When that happens, the connection resets silently. So for most new Jenkins setups out-of-the-box, agents just randomly drop with Connection reset errors when they're idle, and the admin has no idea they need to dig up an undocumented system property just to keep them alive.

Also, it looks like jenkins.websocket.pingInterval was recently added and it defaults to 30s for this exact reason. Bumping the TCP pinger down to 30s just makes them consistent so people don't have to tune different properties depending on what transport they use.

[andreahlert]

The explanation for interval vs timeout and the proxy scenario is clear.

One open question: do we want to change the default for all installations, or keep 5 min and document the proxy/idle-timeout issue plus the hudson.slaves.ChannelPinger.pingIntervalSeconds property (e.g. in troubleshooting or release notes)?
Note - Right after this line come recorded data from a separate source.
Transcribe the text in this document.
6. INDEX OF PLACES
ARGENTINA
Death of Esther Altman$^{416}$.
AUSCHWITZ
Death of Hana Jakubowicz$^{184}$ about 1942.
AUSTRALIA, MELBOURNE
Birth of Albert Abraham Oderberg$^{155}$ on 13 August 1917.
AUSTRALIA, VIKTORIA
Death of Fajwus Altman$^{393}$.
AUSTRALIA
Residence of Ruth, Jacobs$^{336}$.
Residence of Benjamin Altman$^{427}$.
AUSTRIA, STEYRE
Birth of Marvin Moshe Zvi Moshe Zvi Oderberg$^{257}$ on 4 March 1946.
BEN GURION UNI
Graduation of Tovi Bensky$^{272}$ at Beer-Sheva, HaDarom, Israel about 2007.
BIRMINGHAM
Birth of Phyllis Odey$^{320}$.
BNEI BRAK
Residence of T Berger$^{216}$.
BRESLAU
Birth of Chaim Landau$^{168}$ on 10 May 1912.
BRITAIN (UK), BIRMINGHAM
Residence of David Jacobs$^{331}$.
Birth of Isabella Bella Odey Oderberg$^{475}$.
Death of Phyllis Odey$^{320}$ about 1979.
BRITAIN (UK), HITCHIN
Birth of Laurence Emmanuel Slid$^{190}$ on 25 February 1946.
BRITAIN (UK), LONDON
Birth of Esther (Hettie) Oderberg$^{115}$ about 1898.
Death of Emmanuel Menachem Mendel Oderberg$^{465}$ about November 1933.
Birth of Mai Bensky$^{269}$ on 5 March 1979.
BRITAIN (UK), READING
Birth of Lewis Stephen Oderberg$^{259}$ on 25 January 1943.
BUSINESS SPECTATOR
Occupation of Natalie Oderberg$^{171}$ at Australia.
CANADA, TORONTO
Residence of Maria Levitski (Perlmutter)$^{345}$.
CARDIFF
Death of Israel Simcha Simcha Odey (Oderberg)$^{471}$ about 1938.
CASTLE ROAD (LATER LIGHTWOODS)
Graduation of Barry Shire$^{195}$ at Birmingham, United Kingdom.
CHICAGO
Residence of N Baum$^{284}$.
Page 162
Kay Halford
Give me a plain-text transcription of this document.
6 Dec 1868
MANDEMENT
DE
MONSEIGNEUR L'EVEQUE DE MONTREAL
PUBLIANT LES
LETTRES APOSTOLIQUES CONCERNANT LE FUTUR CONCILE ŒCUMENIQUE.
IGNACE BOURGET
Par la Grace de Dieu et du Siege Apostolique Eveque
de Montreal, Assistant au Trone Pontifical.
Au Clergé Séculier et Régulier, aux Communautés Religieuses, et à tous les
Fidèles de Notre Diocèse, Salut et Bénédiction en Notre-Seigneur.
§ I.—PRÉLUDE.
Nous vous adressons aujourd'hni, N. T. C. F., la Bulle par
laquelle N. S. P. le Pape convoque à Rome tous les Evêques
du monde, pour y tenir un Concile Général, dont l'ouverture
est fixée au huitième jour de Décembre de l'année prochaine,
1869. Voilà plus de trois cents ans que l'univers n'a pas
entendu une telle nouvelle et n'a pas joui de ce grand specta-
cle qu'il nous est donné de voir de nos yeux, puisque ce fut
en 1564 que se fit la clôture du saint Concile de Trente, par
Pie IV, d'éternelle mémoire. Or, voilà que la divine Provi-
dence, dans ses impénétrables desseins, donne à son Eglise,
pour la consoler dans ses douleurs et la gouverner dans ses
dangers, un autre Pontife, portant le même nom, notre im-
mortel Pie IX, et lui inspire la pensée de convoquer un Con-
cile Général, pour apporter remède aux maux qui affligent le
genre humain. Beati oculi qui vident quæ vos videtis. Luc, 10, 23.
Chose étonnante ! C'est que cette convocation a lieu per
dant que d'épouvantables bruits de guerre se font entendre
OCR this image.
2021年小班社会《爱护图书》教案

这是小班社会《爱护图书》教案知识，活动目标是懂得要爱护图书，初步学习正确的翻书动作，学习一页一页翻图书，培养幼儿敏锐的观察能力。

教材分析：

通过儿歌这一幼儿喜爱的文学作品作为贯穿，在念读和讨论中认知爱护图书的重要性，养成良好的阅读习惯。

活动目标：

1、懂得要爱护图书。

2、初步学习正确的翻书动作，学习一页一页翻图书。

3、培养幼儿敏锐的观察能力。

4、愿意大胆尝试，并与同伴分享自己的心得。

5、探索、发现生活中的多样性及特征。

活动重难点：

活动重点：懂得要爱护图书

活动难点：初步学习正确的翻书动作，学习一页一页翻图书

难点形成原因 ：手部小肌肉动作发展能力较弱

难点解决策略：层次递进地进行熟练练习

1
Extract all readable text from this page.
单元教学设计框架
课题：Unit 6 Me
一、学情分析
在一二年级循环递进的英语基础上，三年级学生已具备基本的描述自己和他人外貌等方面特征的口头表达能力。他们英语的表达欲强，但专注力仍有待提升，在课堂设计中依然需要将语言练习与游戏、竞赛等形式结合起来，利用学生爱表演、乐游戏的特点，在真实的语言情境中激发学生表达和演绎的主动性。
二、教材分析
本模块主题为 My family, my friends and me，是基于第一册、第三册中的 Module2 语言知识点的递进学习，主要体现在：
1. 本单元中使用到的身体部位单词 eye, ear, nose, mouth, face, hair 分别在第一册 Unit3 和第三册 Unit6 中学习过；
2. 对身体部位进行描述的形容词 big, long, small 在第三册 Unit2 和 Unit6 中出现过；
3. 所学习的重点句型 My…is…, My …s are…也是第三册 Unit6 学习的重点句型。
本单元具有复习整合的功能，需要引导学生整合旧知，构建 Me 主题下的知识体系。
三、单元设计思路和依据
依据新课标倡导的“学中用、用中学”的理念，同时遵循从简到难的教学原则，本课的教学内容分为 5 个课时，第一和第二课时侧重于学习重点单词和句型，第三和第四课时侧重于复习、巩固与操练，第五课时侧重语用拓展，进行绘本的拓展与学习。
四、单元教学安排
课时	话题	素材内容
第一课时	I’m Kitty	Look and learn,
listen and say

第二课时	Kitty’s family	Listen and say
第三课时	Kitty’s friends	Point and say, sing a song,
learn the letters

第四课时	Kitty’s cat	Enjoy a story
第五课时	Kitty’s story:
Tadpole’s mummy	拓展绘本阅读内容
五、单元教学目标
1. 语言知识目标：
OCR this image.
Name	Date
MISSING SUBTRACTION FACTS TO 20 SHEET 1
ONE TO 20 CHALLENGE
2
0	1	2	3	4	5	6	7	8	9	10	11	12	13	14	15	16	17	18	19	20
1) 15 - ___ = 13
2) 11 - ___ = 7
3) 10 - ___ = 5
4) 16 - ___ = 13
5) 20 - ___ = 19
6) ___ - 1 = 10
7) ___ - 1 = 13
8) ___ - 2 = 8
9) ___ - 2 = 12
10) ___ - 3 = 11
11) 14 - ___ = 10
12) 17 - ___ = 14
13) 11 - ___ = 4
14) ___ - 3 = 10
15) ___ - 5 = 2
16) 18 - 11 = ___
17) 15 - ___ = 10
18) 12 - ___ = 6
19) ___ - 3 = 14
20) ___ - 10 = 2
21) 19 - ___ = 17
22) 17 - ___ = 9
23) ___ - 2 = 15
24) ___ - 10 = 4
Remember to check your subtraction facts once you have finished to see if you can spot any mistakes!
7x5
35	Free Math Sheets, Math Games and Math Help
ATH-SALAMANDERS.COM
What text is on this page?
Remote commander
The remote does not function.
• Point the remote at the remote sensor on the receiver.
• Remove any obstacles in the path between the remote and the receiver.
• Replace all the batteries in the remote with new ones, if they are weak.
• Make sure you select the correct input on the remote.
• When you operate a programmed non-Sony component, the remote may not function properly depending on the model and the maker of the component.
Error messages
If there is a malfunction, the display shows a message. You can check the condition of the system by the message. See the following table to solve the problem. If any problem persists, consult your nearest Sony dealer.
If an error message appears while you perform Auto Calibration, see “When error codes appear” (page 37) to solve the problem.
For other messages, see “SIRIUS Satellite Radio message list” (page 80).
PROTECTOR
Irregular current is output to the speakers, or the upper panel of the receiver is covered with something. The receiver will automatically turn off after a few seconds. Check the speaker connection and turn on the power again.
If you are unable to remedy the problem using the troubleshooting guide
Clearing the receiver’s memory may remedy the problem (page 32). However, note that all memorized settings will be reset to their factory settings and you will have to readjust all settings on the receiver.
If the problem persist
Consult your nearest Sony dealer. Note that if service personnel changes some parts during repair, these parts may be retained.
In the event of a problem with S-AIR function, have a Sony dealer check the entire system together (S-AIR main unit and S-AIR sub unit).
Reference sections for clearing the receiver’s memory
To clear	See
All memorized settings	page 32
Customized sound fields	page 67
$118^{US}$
Changing the default helps out-of-the-box behind NLB/ingress but increases ping traffic for on-prem/direct-TCP setups. Would be good to align with @MarkEWaite and others on that before merging.

[subwaycookiecrunch]

@andreahlert that's a fair point. I'd argue that changing the default still makes more sense than just documenting the property, mainly because:

• Most people hitting this won't know the system property exists, and the failure mode (silent connection drop after idle period) is really confusing to debug if you don't know what you're looking for.
• The extra ping traffic is minimal , one small keep-alive packet every 30s per agent. Even with hundreds of agents on a direct-TCP setup that's basically nothing.
• The WebSocket transport already defaults to 30s for jenkins.websocket.pingInterval, so having the TCP pinger at 5 minutes is just inconsistent.

That said, I'm totally fine waiting for @MarkEWaite to weigh in before this goes anywhere. If the preference is to keep 5 minutes and just document it better, I can close this and open a docs PR instead , no strong feelings either way, just think the default change is more practical for most setups.